Entrepreneurship Dead? 84% Of SMBs Would Do It Again

Updated on

American entrepreneurship is apparently on the decline, according to a recent article from FiveThirtyEight, but small business owners report consistently high levels of satisfaction with their choices despite the financial difficulties that they have faced.

“Americans started 27 percent fewer businesses in 2011 than they did five years earlier, according to data from the Census Bureau,” writes Ben Casselman on FiveThirtyEight. As a share of all companies, startups have been declining for more than 30 years.”

Decline in new businesses seems to track aging baby boomers

For some reason, Cassleman briefly mentions and then ignores one of the most obvious reasons why this thirty year trend might be happening. Young adults are more likely to start new businesses than older people, so the baby boomers would have caused a bulge in new business creation a few decades back that would slowly fall as demographics change. That’s roughly what we see, so it seems like an avenue worth exploring before declaring the death of entrepreneurship, with the change in national character that it implies.

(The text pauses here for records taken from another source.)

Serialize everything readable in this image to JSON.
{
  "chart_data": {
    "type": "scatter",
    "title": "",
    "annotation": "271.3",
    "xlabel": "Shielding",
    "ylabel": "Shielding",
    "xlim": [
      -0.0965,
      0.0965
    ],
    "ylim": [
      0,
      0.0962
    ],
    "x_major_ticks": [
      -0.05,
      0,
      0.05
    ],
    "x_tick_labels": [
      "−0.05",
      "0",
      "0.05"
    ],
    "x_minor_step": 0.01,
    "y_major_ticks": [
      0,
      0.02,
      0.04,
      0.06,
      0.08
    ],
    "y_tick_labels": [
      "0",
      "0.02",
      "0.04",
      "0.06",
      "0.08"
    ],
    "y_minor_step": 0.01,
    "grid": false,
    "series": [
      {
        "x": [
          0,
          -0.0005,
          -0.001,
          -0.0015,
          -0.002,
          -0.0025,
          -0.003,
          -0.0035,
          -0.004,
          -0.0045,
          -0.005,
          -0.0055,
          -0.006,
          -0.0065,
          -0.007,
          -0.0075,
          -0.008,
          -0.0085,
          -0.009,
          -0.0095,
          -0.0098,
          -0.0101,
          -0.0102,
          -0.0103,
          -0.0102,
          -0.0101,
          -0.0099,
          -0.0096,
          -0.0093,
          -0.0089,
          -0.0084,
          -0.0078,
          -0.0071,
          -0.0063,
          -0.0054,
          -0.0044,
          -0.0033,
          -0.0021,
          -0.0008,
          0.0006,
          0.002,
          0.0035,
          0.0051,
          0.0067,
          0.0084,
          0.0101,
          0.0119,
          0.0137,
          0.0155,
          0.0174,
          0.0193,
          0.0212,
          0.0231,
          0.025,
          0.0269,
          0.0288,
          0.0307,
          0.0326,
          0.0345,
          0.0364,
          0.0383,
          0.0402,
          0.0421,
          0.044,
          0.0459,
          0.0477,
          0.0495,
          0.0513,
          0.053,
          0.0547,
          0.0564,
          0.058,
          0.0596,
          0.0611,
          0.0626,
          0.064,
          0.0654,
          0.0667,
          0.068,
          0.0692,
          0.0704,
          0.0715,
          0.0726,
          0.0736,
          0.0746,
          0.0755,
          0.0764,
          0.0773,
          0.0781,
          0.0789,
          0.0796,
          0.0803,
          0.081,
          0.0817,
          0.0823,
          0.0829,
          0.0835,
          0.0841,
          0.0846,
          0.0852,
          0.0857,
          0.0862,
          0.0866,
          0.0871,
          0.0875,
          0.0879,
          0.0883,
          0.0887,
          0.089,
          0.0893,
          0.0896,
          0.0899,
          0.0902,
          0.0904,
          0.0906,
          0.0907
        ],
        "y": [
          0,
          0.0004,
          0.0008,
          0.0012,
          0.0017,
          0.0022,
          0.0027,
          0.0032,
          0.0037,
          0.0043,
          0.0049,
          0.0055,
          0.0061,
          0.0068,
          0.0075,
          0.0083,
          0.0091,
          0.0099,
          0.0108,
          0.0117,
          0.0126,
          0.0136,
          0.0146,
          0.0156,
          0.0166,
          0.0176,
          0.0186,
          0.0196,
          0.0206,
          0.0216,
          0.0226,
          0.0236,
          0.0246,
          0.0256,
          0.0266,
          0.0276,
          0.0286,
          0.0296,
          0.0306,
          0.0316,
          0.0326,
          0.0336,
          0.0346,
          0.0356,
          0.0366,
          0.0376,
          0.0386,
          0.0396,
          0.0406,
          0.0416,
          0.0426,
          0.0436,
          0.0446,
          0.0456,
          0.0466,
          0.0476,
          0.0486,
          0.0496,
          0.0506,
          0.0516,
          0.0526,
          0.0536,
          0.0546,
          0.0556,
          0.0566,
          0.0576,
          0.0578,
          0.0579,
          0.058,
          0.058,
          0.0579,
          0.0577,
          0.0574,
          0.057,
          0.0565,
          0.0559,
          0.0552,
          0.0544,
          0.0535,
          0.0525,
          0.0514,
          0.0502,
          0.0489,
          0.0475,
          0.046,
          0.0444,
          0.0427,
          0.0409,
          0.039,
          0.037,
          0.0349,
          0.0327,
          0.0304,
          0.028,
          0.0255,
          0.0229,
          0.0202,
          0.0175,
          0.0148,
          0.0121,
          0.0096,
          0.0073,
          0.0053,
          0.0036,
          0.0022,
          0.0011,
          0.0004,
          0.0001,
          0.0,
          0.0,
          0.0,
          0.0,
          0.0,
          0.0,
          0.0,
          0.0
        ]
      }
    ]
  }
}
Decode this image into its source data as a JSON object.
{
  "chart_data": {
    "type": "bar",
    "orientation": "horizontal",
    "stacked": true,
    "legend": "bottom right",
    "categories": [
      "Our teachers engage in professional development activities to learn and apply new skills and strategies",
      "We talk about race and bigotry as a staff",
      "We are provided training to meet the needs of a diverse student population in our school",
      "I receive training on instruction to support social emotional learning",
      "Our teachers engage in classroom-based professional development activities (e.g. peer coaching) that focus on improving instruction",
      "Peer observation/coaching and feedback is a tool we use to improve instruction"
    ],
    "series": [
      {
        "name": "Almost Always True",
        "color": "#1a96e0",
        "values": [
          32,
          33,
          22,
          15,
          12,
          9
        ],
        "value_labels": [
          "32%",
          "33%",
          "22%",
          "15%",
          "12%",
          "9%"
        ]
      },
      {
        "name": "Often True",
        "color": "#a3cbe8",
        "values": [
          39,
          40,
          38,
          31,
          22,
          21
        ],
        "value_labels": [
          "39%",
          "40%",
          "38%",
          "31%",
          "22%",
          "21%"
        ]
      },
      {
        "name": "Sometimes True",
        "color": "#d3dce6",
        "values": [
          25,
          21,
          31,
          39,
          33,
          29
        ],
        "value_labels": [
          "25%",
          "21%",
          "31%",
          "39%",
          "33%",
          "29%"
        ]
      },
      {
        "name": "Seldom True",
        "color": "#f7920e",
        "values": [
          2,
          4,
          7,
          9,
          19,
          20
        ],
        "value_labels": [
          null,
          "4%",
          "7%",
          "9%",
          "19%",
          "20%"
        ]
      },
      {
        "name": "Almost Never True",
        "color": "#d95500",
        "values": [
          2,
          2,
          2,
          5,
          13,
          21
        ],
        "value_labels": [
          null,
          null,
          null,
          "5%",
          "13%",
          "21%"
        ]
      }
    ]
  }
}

The sharp drop off in new businesses after the financial crisis is even less surprising. Financing was extremely tight, and there’s no telling how many people with business plans that would have been reasonable any other time in the last few decades were turned away as banks deleveraged and lending nearly fell off a cliff. The inflection point in 2010 could be a sign of growing business creation, supported by the more recent Bureau of Labor Statistics data that shows growing entrepreneurship in 2012 and 2013, which Casselman also mentions in passing.

Entrepreneurship: 84% of small business owners would do it again

Whatever the real story behind American business dynamism, a large majority of people who run their own businesses would do it again if given the chance, according to a recent Wells Fargo/Gallup poll, as they have for the last decade with striking consistency.

Entrepreneurship

No surprise, 42% of small business owners said their biggest perk was the independence that comes with owning a company, followed by 17% who mentioned a sense of accomplishment. Financial rewards came in fifth behind flexible schedules and interacting with customers. The biggest problems facing small business owners were all financial with generating revenue, managing cash flow, and credit financing taking the top three slots followed by government regulations and marketing.